Он думал о том, что оказался в капкане, который вдруг захлопнулся неожиданно и крепко, схватив его за протянутую к приманке руку, а он даже не отследил момента, когда клацнули зазубренные края. Когда его жизнь вдруг кардинально изменилась, он какое-то время был ослеплен и оглушен внезапной переменой, а потому воспринимал происходящее, словно сон. Его мозг отказывался анализировать случившееся, и из всех чувств Вадим Сигизмундович был способен испытывать только эйфорическую радость, а еще мутный, потаенный страх, что может спугнуть свою удачу или просто неожиданно проснуться в продавленном кресле со сломанным чайником в руках. Но чувство эйфории было нездоровым, патологичным, а потому довольно скоро прошло, как лихорадка.
Первое время, встречая страждущих в душном вычурном кабинете салона, он был глух к их бедам, воспринимая происходящее как веселую игру. Он думал в большей степени о том, как бы так изловчиться, чтобы исполнить свою роль убедительно. На работе он вовсе не ощущал себя телезвездой, скорей, рядовым сотрудником, по счастливой случайности нанятым на престижную и высокооплачиваемую должность, и больше концентрировался на том, как бы не оплошать перед строгим руководством, не разгневать его.

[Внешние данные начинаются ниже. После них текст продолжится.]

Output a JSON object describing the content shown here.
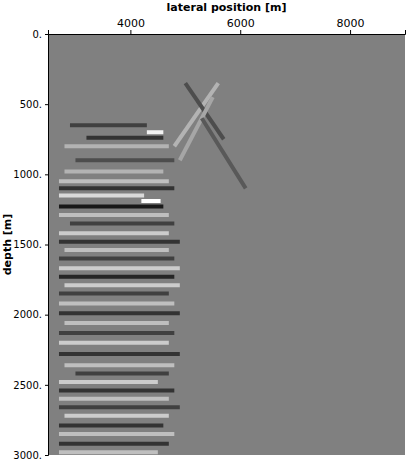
{
  "chart_data": {
    "type": "seismic_section",
    "x_label": "lateral position [m]",
    "y_label": "depth [m]",
    "xlim": [
      2500,
      9000
    ],
    "xticks": [
      4000,
      6000,
      8000
    ],
    "ylim": [
      0,
      3000
    ],
    "yticks": [
      {
        "value": 0,
        "label": "0."
      },
      {
        "value": 500,
        "label": "500."
      },
      {
        "value": 1000,
        "label": "1000."
      },
      {
        "value": 1500,
        "label": "1500."
      },
      {
        "value": 2000,
        "label": "2000."
      },
      {
        "value": 2500,
        "label": "2500."
      },
      {
        "value": 3000,
        "label": "3000."
      }
    ],
    "amplitude_range": [
      -1,
      1
    ],
    "reflectors": [
      {
        "x": [
          2900,
          4300
        ],
        "depth": [
          650,
          650
        ],
        "amplitude": -0.5
      },
      {
        "x": [
          4300,
          4600
        ],
        "depth": [
          700,
          700
        ],
        "amplitude": 0.9
      },
      {
        "x": [
          3200,
          4600
        ],
        "depth": [
          740,
          740
        ],
        "amplitude": -0.6
      },
      {
        "x": [
          2800,
          4700
        ],
        "depth": [
          800,
          800
        ],
        "amplitude": 0.4
      },
      {
        "x": [
          3000,
          4800
        ],
        "depth": [
          900,
          900
        ],
        "amplitude": -0.4
      },
      {
        "x": [
          2800,
          4600
        ],
        "depth": [
          980,
          980
        ],
        "amplitude": 0.4
      },
      {
        "x": [
          2700,
          4700
        ],
        "depth": [
          1050,
          1050
        ],
        "amplitude": 0.5
      },
      {
        "x": [
          2700,
          4800
        ],
        "depth": [
          1100,
          1100
        ],
        "amplitude": -0.6
      },
      {
        "x": [
          2700,
          4250
        ],
        "depth": [
          1150,
          1150
        ],
        "amplitude": 0.7
      },
      {
        "x": [
          4200,
          4550
        ],
        "depth": [
          1190,
          1190
        ],
        "amplitude": 1.0
      },
      {
        "x": [
          2700,
          4600
        ],
        "depth": [
          1230,
          1230
        ],
        "amplitude": -0.8
      },
      {
        "x": [
          2700,
          4700
        ],
        "depth": [
          1290,
          1290
        ],
        "amplitude": 0.5
      },
      {
        "x": [
          2900,
          4800
        ],
        "depth": [
          1350,
          1350
        ],
        "amplitude": -0.5
      },
      {
        "x": [
          2700,
          4700
        ],
        "depth": [
          1420,
          1420
        ],
        "amplitude": 0.6
      },
      {
        "x": [
          2700,
          4900
        ],
        "depth": [
          1480,
          1480
        ],
        "amplitude": -0.6
      },
      {
        "x": [
          2800,
          4700
        ],
        "depth": [
          1540,
          1540
        ],
        "amplitude": 0.5
      },
      {
        "x": [
          2700,
          4800
        ],
        "depth": [
          1600,
          1600
        ],
        "amplitude": -0.5
      },
      {
        "x": [
          2700,
          4900
        ],
        "depth": [
          1670,
          1670
        ],
        "amplitude": 0.6
      },
      {
        "x": [
          2700,
          4800
        ],
        "depth": [
          1730,
          1730
        ],
        "amplitude": -0.7
      },
      {
        "x": [
          2800,
          4900
        ],
        "depth": [
          1790,
          1790
        ],
        "amplitude": 0.6
      },
      {
        "x": [
          2700,
          4700
        ],
        "depth": [
          1850,
          1850
        ],
        "amplitude": -0.5
      },
      {
        "x": [
          2700,
          4800
        ],
        "depth": [
          1920,
          1920
        ],
        "amplitude": 0.5
      },
      {
        "x": [
          2700,
          4900
        ],
        "depth": [
          1990,
          1990
        ],
        "amplitude": -0.6
      },
      {
        "x": [
          2800,
          4700
        ],
        "depth": [
          2060,
          2060
        ],
        "amplitude": 0.5
      },
      {
        "x": [
          2700,
          4800
        ],
        "depth": [
          2130,
          2130
        ],
        "amplitude": -0.5
      },
      {
        "x": [
          2700,
          4700
        ],
        "depth": [
          2200,
          2200
        ],
        "amplitude": 0.6
      },
      {
        "x": [
          2700,
          4900
        ],
        "depth": [
          2280,
          2280
        ],
        "amplitude": -0.6
      },
      {
        "x": [
          2800,
          4800
        ],
        "depth": [
          2360,
          2360
        ],
        "amplitude": 0.5
      },
      {
        "x": [
          3000,
          4700
        ],
        "depth": [
          2420,
          2420
        ],
        "amplitude": -0.5
      },
      {
        "x": [
          2700,
          4500
        ],
        "depth": [
          2480,
          2480
        ],
        "amplitude": 0.6
      },
      {
        "x": [
          2700,
          4800
        ],
        "depth": [
          2540,
          2540
        ],
        "amplitude": -0.6
      },
      {
        "x": [
          2700,
          4700
        ],
        "depth": [
          2600,
          2600
        ],
        "amplitude": 0.5
      },
      {
        "x": [
          2700,
          4900
        ],
        "depth": [
          2660,
          2660
        ],
        "amplitude": -0.5
      },
      {
        "x": [
          2800,
          4700
        ],
        "depth": [
          2720,
          2720
        ],
        "amplitude": 0.6
      },
      {
        "x": [
          2700,
          4600
        ],
        "depth": [
          2790,
          2790
        ],
        "amplitude": -0.6
      },
      {
        "x": [
          2700,
          4800
        ],
        "depth": [
          2850,
          2850
        ],
        "amplitude": 0.5
      },
      {
        "x": [
          2700,
          4700
        ],
        "depth": [
          2920,
          2920
        ],
        "amplitude": -0.6
      },
      {
        "x": [
          2700,
          4500
        ],
        "depth": [
          2980,
          2980
        ],
        "amplitude": 0.5
      },
      {
        "x": [
          4800,
          5600
        ],
        "depth": [
          800,
          350
        ],
        "amplitude": 0.4
      },
      {
        "x": [
          5000,
          5700
        ],
        "depth": [
          350,
          750
        ],
        "amplitude": -0.4
      },
      {
        "x": [
          4900,
          5500
        ],
        "depth": [
          900,
          450
        ],
        "amplitude": 0.3
      },
      {
        "x": [
          5300,
          6100
        ],
        "depth": [
          600,
          1100
        ],
        "amplitude": -0.3
      }
    ]
  }
}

К тому же его собственные злоключения и несчастья тогда еще не успели отдалиться настолько, чтобы подернуться патиной времени. Он отчетливо помнил ощущение промозглого, липкого кома, состоящего из чувств беспросветной тоски, уязвимости, страха перед завтрашним днем. Он так долго носил внутри этот отравляющий жизнь сгусток, что сроднился с ним и стал считать некой нормой. Везение сначала напугало, а потом окрылило его. Поэтому люди, переступавшие порог приемного кабинета, не потрясали Успенского, демонстрируя ему ту грязно-серую палитру переживаний и страхов, которая была так хорошо ему знакома. Наоборот, глядя на несчастливых прихожан, он будто видел себя прежнего из другой, невезучей жизни и думал, что и с этим можно жить. Он ведь как-то мог. В конце концов, его тоже в свое время развели на деньги тем же способом – и тоже на последние. А потом этот трагический по первому восприятию случай обернулся счастливой возможностью (по крайней мере, в те дни он думал, что счастливой). Может быть, и в судьбе людей, которых ему приходилось обманывать, встреча с ним каким-нибудь немыслимым образом повернет колесо судьбы?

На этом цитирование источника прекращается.